Aşağı Ayrım () is a ghost village in the Kalbajar District of Azerbaijan. The whole village was occupied by Armenian forces in 1993 during the First Nagorno-Karabakh war. When the Kalbajar region was returned to Azerbaijani control in late 2020, the only roofed buildings were a barn and an animal pen.

Etymology 
Aşağı means 'lower' in Azerbaijani language and Ayrım is the name of a nearby river that tumbles through the site and on down a steep, picturesque mountain valley.
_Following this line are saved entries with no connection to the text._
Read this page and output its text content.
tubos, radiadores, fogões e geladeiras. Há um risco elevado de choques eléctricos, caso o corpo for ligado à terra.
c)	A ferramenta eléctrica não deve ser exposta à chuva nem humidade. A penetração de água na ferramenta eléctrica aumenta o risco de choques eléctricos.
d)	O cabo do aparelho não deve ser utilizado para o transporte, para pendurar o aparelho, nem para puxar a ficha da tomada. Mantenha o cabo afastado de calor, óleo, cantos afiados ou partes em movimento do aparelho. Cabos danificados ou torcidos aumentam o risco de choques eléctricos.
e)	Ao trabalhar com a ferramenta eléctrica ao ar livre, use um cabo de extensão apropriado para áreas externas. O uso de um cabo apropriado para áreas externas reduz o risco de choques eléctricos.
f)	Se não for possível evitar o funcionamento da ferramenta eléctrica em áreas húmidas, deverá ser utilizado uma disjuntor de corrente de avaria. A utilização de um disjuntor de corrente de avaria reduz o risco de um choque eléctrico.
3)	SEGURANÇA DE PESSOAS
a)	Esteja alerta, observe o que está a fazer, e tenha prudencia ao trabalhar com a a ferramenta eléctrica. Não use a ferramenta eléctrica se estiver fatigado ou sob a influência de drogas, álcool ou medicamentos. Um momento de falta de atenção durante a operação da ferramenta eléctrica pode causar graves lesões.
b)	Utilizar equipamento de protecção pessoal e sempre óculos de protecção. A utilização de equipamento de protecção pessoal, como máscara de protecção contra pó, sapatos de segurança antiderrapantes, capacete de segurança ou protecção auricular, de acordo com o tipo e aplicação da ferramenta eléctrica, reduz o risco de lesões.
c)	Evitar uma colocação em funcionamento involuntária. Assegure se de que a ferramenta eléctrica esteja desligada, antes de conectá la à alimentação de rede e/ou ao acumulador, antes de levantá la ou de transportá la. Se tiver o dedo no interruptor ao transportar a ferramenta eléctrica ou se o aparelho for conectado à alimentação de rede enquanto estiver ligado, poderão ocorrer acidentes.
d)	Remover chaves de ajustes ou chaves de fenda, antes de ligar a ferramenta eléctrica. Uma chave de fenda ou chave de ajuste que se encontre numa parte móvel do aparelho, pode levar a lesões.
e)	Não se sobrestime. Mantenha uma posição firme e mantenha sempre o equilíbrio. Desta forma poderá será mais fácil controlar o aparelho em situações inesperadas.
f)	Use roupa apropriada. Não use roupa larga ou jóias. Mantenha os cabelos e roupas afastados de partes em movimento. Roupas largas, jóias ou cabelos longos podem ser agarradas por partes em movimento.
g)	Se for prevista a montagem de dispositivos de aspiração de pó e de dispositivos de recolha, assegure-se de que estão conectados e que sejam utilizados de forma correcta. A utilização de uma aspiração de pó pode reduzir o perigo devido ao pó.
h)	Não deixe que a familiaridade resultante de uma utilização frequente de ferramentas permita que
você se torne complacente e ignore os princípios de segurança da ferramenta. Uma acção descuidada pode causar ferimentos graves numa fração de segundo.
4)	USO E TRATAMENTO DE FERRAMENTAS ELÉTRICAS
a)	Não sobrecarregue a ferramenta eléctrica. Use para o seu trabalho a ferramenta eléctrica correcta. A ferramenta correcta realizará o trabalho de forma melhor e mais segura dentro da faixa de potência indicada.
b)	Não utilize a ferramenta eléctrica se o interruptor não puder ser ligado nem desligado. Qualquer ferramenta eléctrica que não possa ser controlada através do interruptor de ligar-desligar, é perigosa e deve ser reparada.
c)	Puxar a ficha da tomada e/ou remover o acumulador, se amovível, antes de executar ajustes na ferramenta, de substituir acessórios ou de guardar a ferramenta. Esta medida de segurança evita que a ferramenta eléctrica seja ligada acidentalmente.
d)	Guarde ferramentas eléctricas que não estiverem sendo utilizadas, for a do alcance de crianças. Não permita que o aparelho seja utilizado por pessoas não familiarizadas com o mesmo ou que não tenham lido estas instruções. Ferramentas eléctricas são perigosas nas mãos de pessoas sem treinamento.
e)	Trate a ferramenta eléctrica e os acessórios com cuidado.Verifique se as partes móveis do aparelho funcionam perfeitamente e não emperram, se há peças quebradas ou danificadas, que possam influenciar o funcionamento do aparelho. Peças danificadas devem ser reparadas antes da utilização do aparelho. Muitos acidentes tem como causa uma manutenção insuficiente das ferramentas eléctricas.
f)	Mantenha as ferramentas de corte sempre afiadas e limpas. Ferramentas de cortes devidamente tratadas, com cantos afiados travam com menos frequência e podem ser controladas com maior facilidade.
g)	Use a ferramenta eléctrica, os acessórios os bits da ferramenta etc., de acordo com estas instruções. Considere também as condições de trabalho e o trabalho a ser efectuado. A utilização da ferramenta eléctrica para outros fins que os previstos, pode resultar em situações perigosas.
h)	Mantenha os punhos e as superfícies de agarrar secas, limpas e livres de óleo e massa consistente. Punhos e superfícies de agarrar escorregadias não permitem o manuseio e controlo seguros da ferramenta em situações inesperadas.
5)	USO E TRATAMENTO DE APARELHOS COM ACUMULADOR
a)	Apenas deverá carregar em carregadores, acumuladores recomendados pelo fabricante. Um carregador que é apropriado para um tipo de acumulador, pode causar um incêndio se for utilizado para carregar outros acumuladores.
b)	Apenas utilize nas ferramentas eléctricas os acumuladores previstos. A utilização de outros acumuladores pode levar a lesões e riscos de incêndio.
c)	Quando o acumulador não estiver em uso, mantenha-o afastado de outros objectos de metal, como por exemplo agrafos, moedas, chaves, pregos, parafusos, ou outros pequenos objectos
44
The name Ayrım is thought to signify the former presence of Ayrums in the vicinity.

History 
The village was predominantly a summer shepherding settlement accessing a series of yaylaq pastures including Məşədi Cəmilin yurdu, Qazıxanlı yaylağı, Fərhadyanan yurd, Qaraqaya yurdu, Səfərdüşən yurd, Tozluq yurdu, Hasarlı yurd, Dərə damlarının yurdu, Hümbətalı yurdu, Çiçəklitəpə yurdu and Qumluarxac yurdu. The whole area was occupied by Armenian forces in 1993 during the First Nagorno-Karabakh war. During the period of occupation, the village was left to fall apart. When the Kalbajar region was returned to Azerbaijani control in late 2020, the only roofed buildings were a barn and an animal pen. All other houses had been reduced to stone wall stubs. Access to the village is by an overgrown, unpaved track which can become impassable in snow.